Le bureau de l'Assemblée nationale se réunira donc le 14 février au matin pour "décider des suites à donner au trouble profond créé par les propos inadmissibles" du député apparenté PS Serge Letchimy en réaction à des déclarations de Claude Guéant.
Soulignant avoir décidé de convoquer en urgence le bureau de l'Assemblée, Bernard Accoyer (UMP) a précisé que la réunion se tiendra avant la reprise des questions au gouvernement, le 14 février au matin.
Des sanctions disciplinaires allant jusqu'à l'exclusion temporaire
Bernard Accoyer a dit avoir convoqué l'auteur des propos controversés, Serge Letchimy, député de Martinique. Ce dernier court le risque d'être sanctionné par le bureau d'une censure simple, qui entraînerait la privation pendant un mois de la moitié de son indemnité parlementaire, ou d'une censure avec exclusion temporaire.
Serge Letchimy avait provoqué mardi le départ rarissime des membres du gouvernement, ainsi que des députés UMP, et la levée de la séance en déclarant : "mais vous, Monsieur Guéant vous privilégiez l'ombre, vous nous ramenez jour après jour à ces idéologies européennes qui ont donné naissance aux camps de concentration", avant de se référer dans le brouhaha au "régime nazi". Il entendait dénoncer ainsi les propos du ministre de l'Intérieur, Claude Guéant, selon lequel toutes les civilisations "ne se valent pas".
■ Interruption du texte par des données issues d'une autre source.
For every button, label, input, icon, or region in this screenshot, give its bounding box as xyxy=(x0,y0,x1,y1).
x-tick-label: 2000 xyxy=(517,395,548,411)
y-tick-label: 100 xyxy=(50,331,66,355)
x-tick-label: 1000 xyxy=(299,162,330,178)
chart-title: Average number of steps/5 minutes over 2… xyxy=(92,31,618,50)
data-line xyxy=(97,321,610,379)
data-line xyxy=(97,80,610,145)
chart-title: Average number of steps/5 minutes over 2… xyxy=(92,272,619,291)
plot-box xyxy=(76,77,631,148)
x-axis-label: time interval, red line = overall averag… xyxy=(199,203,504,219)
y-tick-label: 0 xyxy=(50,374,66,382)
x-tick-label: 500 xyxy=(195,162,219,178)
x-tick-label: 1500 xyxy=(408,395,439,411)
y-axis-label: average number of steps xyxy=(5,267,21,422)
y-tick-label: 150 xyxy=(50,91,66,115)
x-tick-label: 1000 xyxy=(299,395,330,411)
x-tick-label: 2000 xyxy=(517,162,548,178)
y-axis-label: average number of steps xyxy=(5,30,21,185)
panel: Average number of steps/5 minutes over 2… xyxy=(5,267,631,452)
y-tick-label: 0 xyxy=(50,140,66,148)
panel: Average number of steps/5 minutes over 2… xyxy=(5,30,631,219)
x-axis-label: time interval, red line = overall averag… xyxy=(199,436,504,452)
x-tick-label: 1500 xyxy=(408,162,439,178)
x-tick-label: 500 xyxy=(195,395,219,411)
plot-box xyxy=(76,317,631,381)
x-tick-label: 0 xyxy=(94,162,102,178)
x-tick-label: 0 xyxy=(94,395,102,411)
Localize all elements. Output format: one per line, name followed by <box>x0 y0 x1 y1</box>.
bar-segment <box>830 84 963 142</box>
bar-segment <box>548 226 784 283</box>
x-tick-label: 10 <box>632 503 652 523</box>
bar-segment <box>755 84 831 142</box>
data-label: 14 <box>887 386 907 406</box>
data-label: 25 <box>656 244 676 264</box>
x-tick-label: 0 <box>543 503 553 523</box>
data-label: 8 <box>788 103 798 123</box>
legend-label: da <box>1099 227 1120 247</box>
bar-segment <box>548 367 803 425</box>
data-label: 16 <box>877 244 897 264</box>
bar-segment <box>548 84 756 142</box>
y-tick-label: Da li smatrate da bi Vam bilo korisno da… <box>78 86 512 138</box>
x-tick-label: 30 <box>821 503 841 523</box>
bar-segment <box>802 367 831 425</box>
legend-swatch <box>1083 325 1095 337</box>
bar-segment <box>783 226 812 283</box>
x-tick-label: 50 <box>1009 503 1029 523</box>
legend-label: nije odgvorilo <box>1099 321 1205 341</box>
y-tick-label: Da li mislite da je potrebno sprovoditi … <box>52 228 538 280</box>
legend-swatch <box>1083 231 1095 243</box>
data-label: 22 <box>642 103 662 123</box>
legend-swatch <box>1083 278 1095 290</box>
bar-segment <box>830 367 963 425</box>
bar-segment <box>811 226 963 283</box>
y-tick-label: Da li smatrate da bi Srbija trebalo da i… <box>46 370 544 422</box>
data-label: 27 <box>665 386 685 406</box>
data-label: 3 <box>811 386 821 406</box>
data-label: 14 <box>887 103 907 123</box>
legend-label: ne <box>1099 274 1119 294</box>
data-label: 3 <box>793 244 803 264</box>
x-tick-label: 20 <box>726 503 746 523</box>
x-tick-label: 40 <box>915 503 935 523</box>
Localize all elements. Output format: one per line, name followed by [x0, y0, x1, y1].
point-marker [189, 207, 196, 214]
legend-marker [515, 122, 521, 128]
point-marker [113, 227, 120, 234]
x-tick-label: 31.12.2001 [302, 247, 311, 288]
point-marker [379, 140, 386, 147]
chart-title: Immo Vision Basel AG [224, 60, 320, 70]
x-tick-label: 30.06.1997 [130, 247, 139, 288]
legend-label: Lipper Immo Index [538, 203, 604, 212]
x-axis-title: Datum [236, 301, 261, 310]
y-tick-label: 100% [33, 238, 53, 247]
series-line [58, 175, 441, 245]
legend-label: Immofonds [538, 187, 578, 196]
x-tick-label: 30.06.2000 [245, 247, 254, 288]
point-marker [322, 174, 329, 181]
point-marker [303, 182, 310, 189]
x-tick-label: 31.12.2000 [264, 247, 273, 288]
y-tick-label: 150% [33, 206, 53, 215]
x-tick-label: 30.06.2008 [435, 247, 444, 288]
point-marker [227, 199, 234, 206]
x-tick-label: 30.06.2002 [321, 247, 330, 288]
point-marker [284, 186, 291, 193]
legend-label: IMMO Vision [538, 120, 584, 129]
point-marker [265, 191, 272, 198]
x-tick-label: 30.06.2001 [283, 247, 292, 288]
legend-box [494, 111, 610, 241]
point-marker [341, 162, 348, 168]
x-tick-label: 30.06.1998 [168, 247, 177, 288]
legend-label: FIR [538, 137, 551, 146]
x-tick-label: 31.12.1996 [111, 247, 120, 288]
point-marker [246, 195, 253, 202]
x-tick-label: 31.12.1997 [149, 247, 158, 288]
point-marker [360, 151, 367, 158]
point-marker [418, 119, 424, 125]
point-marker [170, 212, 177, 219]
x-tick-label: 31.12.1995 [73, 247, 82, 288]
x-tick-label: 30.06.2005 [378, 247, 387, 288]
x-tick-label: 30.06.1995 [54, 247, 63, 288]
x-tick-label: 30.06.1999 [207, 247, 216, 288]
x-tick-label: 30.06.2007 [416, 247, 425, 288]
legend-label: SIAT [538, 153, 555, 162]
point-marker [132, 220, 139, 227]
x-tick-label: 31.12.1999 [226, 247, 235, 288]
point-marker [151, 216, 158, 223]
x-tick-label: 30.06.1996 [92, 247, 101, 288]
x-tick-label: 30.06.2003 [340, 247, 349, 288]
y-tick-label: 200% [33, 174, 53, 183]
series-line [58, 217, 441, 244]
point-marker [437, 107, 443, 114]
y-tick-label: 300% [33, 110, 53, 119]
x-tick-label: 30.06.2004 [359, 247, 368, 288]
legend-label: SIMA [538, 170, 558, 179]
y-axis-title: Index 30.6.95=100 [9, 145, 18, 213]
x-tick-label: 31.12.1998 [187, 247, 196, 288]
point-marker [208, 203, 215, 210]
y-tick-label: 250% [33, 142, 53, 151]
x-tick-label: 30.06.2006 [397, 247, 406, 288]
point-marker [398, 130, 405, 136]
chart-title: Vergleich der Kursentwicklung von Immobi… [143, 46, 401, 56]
Guéant hué par les socialistes mercredi
Mercredi, une question à l'adresse de Claude Guéant était programmée. Sans surprise, la tension est monté d'un cran chez les socialistes quand la députée UMP Marie-Christine Dalloz a pris le micro pour demander au ministre de l'intérieur ce qu'il pensait des propositions de François Hollande en matière de sécurité. Des huées sont alors montées des bancs socialistes, certains députés faisant claquer leurs pupitres et hurlant "dehors".
"L'application du programme de François Hollande signerait le retour de l'insécurité en France", a lâché Claude Guéant toujours sous les huées.